The fund was established by the American Rescue Plan and may be used for water, sewer, and broadband infrastructure.

If Exmore receives the additional grant funding from DEQ, the town’s sewer project will be fully funded – without exceeding the town’s $5 million borrowing limit.

Exmore previously was approved for a $3 million DEQ grant; if those funds could be combined with the additional $5 million from DEQ, that would give the town $8 million in DEQ grants.

Exmore also was approved for a grant of more than $6.3 million from the U.S. Department of Agriculture Rural Development.

The grants combined with a USDA loan of $3.2 million would give Exmore nearly $18 million to spend, plus $2 million in cash the town would provide for a contingency, Duer estimated.

He asked Town Council members to contact their state representatives – who include Del. Robert Bloxom and Sen. Lynwood Lewis – for the best chance of the General Assembly approving the $5 million DEQ grant in the state budget.

“I implore you to call these people and tell them Exmore needs this help,” Duer said.

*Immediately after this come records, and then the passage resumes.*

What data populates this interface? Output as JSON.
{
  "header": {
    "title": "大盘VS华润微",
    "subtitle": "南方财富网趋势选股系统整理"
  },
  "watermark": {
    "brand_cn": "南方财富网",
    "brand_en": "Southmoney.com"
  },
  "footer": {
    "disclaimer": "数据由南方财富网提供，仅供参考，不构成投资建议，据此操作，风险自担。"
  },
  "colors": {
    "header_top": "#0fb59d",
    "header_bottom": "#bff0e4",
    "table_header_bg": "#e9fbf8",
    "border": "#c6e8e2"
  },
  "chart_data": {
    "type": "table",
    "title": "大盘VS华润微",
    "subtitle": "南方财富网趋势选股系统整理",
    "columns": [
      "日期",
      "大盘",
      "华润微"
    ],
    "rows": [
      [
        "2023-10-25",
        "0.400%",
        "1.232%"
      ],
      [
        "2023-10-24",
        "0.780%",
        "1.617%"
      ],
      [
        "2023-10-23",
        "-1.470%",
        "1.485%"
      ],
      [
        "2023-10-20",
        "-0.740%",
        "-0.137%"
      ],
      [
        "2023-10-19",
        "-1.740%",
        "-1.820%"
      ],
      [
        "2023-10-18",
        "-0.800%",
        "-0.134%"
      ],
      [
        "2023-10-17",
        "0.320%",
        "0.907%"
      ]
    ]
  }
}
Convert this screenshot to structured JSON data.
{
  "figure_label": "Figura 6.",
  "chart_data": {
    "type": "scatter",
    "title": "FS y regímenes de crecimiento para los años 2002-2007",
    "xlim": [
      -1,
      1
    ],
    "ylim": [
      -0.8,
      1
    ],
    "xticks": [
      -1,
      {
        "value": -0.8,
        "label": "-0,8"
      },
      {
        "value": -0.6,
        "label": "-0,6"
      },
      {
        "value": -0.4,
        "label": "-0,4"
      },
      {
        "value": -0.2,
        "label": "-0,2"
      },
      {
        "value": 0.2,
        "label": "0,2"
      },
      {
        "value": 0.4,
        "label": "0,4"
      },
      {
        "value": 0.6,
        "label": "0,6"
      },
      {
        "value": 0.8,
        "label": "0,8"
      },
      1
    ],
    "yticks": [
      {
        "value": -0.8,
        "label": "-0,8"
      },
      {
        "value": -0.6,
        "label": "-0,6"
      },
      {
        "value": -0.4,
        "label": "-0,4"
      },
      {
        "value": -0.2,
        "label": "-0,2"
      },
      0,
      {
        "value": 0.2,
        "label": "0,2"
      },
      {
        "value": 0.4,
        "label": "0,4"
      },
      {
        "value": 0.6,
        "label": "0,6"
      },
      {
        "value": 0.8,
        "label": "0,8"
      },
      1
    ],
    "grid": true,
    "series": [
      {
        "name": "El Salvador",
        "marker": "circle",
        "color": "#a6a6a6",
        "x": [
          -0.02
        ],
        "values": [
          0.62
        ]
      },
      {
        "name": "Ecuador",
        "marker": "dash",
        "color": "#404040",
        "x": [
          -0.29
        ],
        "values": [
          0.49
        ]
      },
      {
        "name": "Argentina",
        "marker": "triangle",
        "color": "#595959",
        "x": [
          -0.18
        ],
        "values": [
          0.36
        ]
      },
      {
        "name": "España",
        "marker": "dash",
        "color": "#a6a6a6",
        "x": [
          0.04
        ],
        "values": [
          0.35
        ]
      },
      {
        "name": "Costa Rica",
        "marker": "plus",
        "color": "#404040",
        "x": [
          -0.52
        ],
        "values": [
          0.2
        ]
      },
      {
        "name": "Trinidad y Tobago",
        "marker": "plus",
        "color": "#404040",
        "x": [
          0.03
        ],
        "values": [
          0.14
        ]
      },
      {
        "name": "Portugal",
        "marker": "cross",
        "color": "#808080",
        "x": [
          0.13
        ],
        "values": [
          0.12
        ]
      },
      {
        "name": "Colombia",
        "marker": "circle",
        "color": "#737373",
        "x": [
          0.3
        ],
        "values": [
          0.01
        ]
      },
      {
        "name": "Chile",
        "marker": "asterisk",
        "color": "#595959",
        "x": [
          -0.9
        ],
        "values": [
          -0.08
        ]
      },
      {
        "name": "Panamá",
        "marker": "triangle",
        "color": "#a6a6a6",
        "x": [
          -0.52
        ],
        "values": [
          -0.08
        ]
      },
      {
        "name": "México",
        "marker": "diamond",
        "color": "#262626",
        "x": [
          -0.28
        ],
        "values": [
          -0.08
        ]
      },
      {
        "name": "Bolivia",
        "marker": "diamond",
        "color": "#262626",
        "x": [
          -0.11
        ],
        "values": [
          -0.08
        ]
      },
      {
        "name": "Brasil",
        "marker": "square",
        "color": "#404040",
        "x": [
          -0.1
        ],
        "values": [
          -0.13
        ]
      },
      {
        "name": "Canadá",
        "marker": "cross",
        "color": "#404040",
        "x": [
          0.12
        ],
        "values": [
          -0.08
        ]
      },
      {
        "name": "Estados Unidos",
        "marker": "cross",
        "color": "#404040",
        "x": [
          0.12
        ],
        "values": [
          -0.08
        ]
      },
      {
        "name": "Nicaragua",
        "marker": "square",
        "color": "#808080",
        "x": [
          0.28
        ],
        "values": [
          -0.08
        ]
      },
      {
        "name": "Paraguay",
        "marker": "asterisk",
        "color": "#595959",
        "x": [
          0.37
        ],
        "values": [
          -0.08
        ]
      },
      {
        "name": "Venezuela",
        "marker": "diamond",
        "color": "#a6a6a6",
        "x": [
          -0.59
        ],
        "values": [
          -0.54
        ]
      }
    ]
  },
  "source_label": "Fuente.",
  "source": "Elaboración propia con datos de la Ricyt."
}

“I don’t beg very often, but the worst thing can happen is we go to Richmond and somebody says, ‘Well, Del. Bloxom, have you heard from Exmore?’ and (if) he says, ‘No, I haven’t heard a damn word,’ do you think we’re going to get our $5 million?” Duer asked.

If the Town Council is persistent in communicating Exmore’s need to state representatives, “that will push us over the top,” he said.

Director of Utilities Taylor Dukes presented the Town Council members with a draft wastewater connection ordinance for their review. A condition of receiving state funding for the sewer project is that every home and business in town must hook up to the new system.

Only Broadwater Academy will not be required to connect to the new system, due to the distance to the school and the excessive cost of running the pipe to the facility, Dukes said.

Every Exmore sewer customer must sign a wastewater user agreement, and each document must be notarized.

Exmore will be required to file more than 830 easements with Northampton County to allow town employees on private property when necessary to service the sewer system. The town will own the sewer pipes, the pump station, and the pole on which the control panel will be attached, Dukes said.

Town officials are anticipating some citizens will decline signing the wastewater user agreement – for example, homeowners who have recently made costly updates to their septic systems and don’t want to connect to the sewer.

Exmore will need to condemn property or invoke eminent domain (a legal process by which a government takes private property for public use) if a homeowner or business owner refuses to sign the wastewater user agreement.

Everyone must be connected by July or August 2023, when the new system will be turned on, Dukes said.